Este curso tem como característica fundamental oferecer aos alunos um percurso da obra de Freud, desencadeado a partir de dois conceitos que permitem um mergulho nos alicerces do pensamento freudiano. É a partir do Conflito e do Sintoma que faremos nossa entrada na teoria psicanalítica. Entendemos tratar-se de uma impossibilidade estudar autores pós-freudianos sem conhecer Freud.
Nosso objetivo é iniciar os alunos numa reflexão que pretende oferecer um método de investigação, uma forma de abordar o modo de estruturação do sujeito e as patologias que podem ocorrer nos percalços desta subjetivação. A psicanálise nasceu interrogando-se pela patologia (com os Estudos sobre a histeria) e avançou no seu caminho, adentrando-se nas determinações que nos colocam frente às questões da constituição do sujeito. Pergunta-se pelo sintoma, pelo sonho, pelos lapsos, atos falhos e, através destas formações, nos conduz à descoberta de um conceito que revolucionará o conhecimento do homem, o conceito de inconsciente, o qual implica no descentramento da consciência. Esta intermedia o contato com a realidade, mas de forma alguma é autônoma, sendo determinada pelos elementos que partem do inconsciente como um estrangeiro em mim.
Hoje, depois de mais de 100 anos de sua aparição, a psicanálise continua sendo um saber polêmico porque, ao tirar o tema das paixões, da loucura, da sexualidade e da relação com o outro dos campos da medicina e da neurobiologia, nos coloca diante de uma ciência que escapa do campo do empírico, da medição, do observável, das evidências, para colocar o homem frente a uma verdade inatingível, produto de sua singularidade.

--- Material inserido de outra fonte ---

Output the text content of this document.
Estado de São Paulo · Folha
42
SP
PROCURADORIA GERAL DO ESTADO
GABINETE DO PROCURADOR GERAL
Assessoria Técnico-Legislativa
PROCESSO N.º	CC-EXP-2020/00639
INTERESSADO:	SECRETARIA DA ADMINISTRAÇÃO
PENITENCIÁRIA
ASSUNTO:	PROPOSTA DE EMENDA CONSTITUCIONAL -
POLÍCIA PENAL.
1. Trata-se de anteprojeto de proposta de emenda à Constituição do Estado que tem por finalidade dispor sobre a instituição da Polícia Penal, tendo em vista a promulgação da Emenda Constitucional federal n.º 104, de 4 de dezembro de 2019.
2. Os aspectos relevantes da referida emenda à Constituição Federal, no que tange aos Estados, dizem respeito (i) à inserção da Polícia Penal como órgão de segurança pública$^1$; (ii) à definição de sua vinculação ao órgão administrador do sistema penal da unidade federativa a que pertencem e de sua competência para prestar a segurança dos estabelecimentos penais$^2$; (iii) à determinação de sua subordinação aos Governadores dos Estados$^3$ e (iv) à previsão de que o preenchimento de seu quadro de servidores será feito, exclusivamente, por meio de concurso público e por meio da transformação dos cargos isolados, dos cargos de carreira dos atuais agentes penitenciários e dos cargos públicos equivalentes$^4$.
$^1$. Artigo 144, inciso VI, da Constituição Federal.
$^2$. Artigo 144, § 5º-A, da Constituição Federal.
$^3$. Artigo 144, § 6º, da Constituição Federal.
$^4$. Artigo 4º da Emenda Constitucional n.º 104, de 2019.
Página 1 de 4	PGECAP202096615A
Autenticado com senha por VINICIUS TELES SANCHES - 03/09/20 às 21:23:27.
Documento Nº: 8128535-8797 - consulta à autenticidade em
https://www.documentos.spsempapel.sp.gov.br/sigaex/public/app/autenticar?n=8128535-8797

A psicanálise nos mostra um homem que não está limitado ao seu destino biológico. Freud pensa um homem que é produto de sua história, dos percalços pelos quais transcorreu sua existência e das marcas que estes deixaram; apresenta-nos um ser de palavra, marcado pela relação com o outro. Confronta-nos com a realidade, mas atribui à realidade psíquica e à fantasia um valor preponderante. Põe-nos em contato com um ser em conflito, que produz sintomas, entendendo os sintomas não só como patologia, mas como expressão de transação de compromisso entre o inconsciente e o Eu. O conflito é uma forma vital de estar no mundo. O sintoma é compreendido como uma forma de expressão, a ele se lhe deve uma escuta que não esta aí para apagá-lo, esta aí para permitir saber do que o outro fala - isto toma parte da ética da psicanálise e é o que nos diferencia das terapias comportamentais.

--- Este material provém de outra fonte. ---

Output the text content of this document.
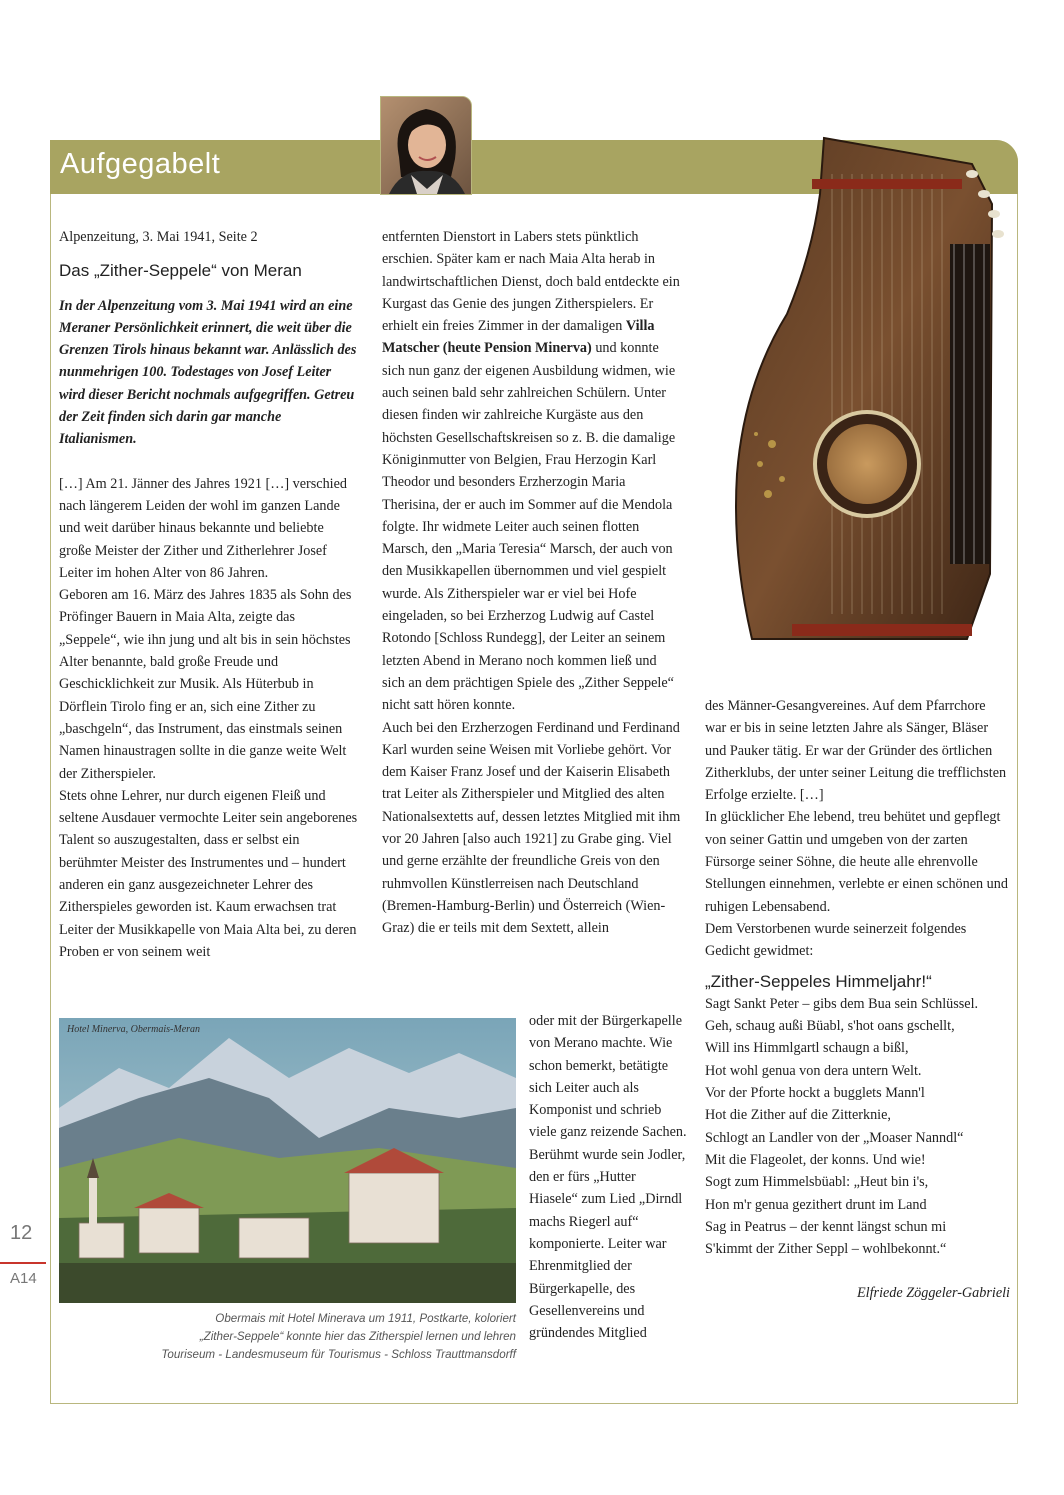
Aufgegabelt

Alpenzeitung, 3. Mai 1941, Seite 2

Das „Zither-Seppele“ von Meran

In der Alpenzeitung vom 3. Mai 1941 wird an eine Meraner Persönlichkeit erinnert, die weit über die Grenzen Tirols hinaus bekannt war. Anlässlich des nunmehrigen 100. Todestages von Josef Leiter wird dieser Bericht nochmals aufgegriffen. Getreu der Zeit finden sich darin gar manche Italianismen.

[…] Am 21. Jänner des Jahres 1921 […] verschied nach längerem Leiden der wohl im ganzen Lande und weit darüber hinaus bekannte und beliebte große Meister der Zither und Zitherlehrer Josef Leiter im hohen Alter von 86 Jahren.

Geboren am 16. März des Jahres 1835 als Sohn des Pröfinger Bauern in Maia Alta, zeigte das „Seppele“, wie ihn jung und alt bis in sein höchstes Alter benannte, bald große Freude und Geschicklichkeit zur Musik. Als Hüterbub in Dörflein Tirolo fing er an, sich eine Zither zu „baschgeln“, das Instrument, das einstmals seinen Namen hinaustragen sollte in die ganze weite Welt der Zitherspieler.

Stets ohne Lehrer, nur durch eigenen Fleiß und seltene Ausdauer vermochte Leiter sein angeborenes Talent so auszugestalten, dass er selbst ein berühmter Meister des Instrumentes und – hundert anderen ein ganz ausgezeichneter Lehrer des Zitherspieles geworden ist. Kaum erwachsen trat Leiter der Musikkapelle von Maia Alta bei, zu deren Proben er von seinem weit

entfernten Dienstort in Labers stets pünktlich erschien. Später kam er nach Maia Alta herab in landwirtschaftlichen Dienst, doch bald entdeckte ein Kurgast das Genie des jungen Zitherspielers. Er erhielt ein freies Zimmer in der damaligen Villa Matscher (heute Pension Minerva) und konnte sich nun ganz der eigenen Ausbildung widmen, wie auch seinen bald sehr zahlreichen Schülern. Unter diesen finden wir zahlreiche Kurgäste aus den höchsten Gesellschaftskreisen so z. B. die damalige Königinmutter von Belgien, Frau Herzogin Karl Theodor und besonders Erzherzogin Maria Therisina, der er auch im Sommer auf die Mendola folgte. Ihr widmete Leiter auch seinen flotten Marsch, den „Maria Teresia“ Marsch, der auch von den Musikkapellen übernommen und viel gespielt wurde. Als Zitherspieler war er viel bei Hofe eingeladen, so bei Erzherzog Ludwig auf Castel Rotondo [Schloss Rundegg], der Leiter an seinem letzten Abend in Merano noch kommen ließ und sich an dem prächtigen Spiele des „Zither Seppele“ nicht satt hören konnte.

Auch bei den Erzherzogen Ferdinand und Ferdinand Karl wurden seine Weisen mit Vorliebe gehört. Vor dem Kaiser Franz Josef und der Kaiserin Elisabeth trat Leiter als Zitherspieler und Mitglied des alten Nationalsextetts auf, dessen letztes Mitglied mit ihm vor 20 Jahren [also auch 1921] zu Grabe ging. Viel und gerne erzählte der freundliche Greis von den ruhmvollen Künstlerreisen nach Deutschland (Bremen-Hamburg-Berlin) und Österreich (Wien-Graz) die er teils mit dem Sextett, allein

oder mit der Bürgerkapelle von Merano machte. Wie schon bemerkt, betätigte sich Leiter auch als Komponist und schrieb viele ganz reizende Sachen. Berühmt wurde sein Jodler, den er fürs „Hutter Hiasele“ zum Lied „Dirndl machs Riegerl auf“ komponierte. Leiter war Ehrenmitglied der Bürgerkapelle, des Gesellenvereins und gründendes Mitglied

Hotel Minerva, Obermais-Meran
Obermais mit Hotel Minerava um 1911, Postkarte, koloriert
„Zither-Seppele“ konnte hier das Zitherspiel lernen und lehren
Touriseum - Landesmuseum für Tourismus - Schloss Trauttmansdorff

des Männer-Gesangvereines. Auf dem Pfarrchore war er bis in seine letzten Jahre als Sänger, Bläser und Pauker tätig. Er war der Gründer des örtlichen Zitherklubs, der unter seiner Leitung die trefflichsten Erfolge erzielte. […]

In glücklicher Ehe lebend, treu behütet und gepflegt von seiner Gattin und umgeben von der zarten Fürsorge seiner Söhne, die heute alle ehrenvolle Stellungen einnehmen, verlebte er einen schönen und ruhigen Lebensabend.

Dem Verstorbenen wurde seinerzeit folgendes Gedicht gewidmet:

„Zither-Seppeles Himmeljahr!“

Sagt Sankt Peter – gibs dem Bua sein Schlüssel.

Geh, schaug außi Büabl, s'hot oans gschellt,

Will ins Himmlgartl schaugn a bißl,

Hot wohl genua von dera untern Welt.

Vor der Pforte hockt a bugglets Mann'l

Hot die Zither auf die Zitterknie,

Schlogt an Landler von der „Moaser Nanndl“

Mit die Flageolet, der konns. Und wie!

Sogt zum Himmelsbüabl: „Heut bin i's,

Hon m'r genua gezithert drunt im Land

Sag in Peatrus – der kennt längst schun mi

S'kimmt der Zither Seppl – wohlbekonnt.“

Elfriede Zöggeler-Gabrieli

12
A14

Ao falar de conflito, a psicanálise nos mostra que há uma luta, um movimento permanente que é a origem da própria vida psíquica. A falta deste movimento está regida pela pulsão de morte que nos empurra à quietude, ao Nirvana, à repetição incansável daquilo que não encontra expressão possível na palavra.

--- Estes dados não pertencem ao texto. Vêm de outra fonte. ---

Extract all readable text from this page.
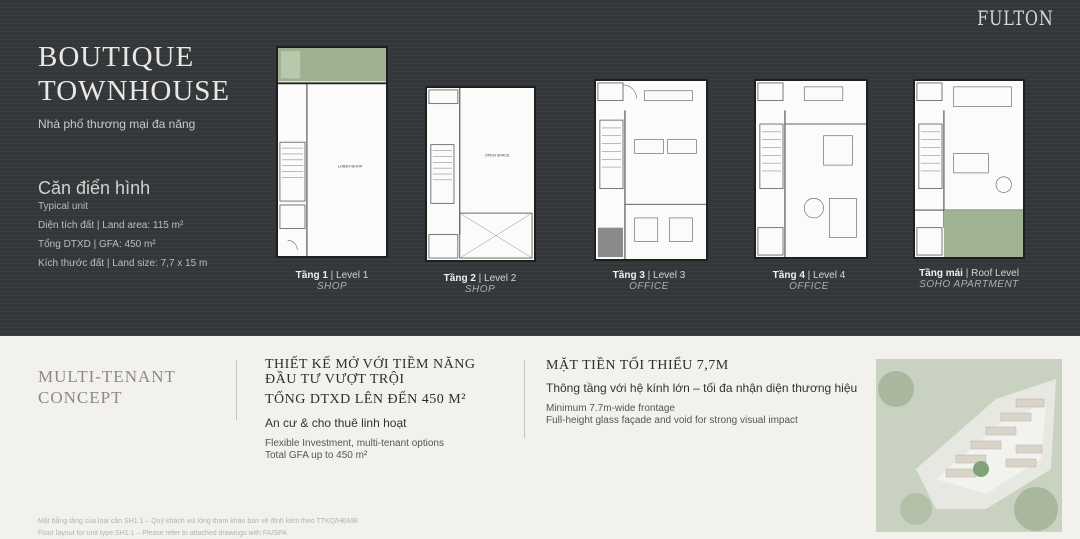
FULTON
BOUTIQUE
TOWNHOUSE
Nhà phố thương mại đa năng
Căn điển hình
Typical unit
Diện tích đất | Land area: 115 m²
Tổng DTXD | GFA: 450 m²
Kích thước đất | Land size: 7,7 x 15 m
LOBBY/SHOP
Tầng 1 | Level 1
SHOP
OPEN SPACE
Tầng 2 | Level 2
SHOP
Tầng 3 | Level 3
OFFICE
Tầng 4 | Level 4
OFFICE
Tầng mái | Roof Level
SOHO APARTMENT
MULTI-TENANT
CONCEPT
THIẾT KẾ MỞ VỚI TIỀM NĂNG
ĐẦU TƯ VƯỢT TRỘI
TỔNG DTXD LÊN ĐẾN 450 M²
An cư & cho thuê linh hoạt
Flexible Investment, multi-tenant options
Total GFA up to 450 m²
MẶT TIỀN TỐI THIỂU 7,7M
Thông tầng với hệ kính lớn – tối đa nhận diện thương hiệu
Minimum 7.7m-wide frontage
Full-height glass façade and void for strong visual impact
Mặt bằng tầng của loại căn SH1.1 – Quý khách vui lòng tham khảo bản vẽ đính kèm theo TTKQ/HĐMB
Floor layout for unit type SH1.1 – Please refer to attached drawings with FA/SPA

Numa era pós-moderna busca-se um homem feliz, um homem que circula pela vida sem enfrentar sua própria natureza, sua angústia, seu confronto com a realidade, sua própria limitação. É uma época na qual o fugaz quer marcar a história, é um momento em que se tenta apagar o conflito ao invés de reconhecê-lo e dar às pulsões em confronto uma via de saída que desaliene o sujeito e expanda suas possibilidades. Trata-se de um momento social no qual os medicamentos pretendem dar conta dos distúrbios da alma para apagá-los. Ao renegar o conceito de conflito e de representação psíquica, deixa-se o homem reduzido às substâncias químicas.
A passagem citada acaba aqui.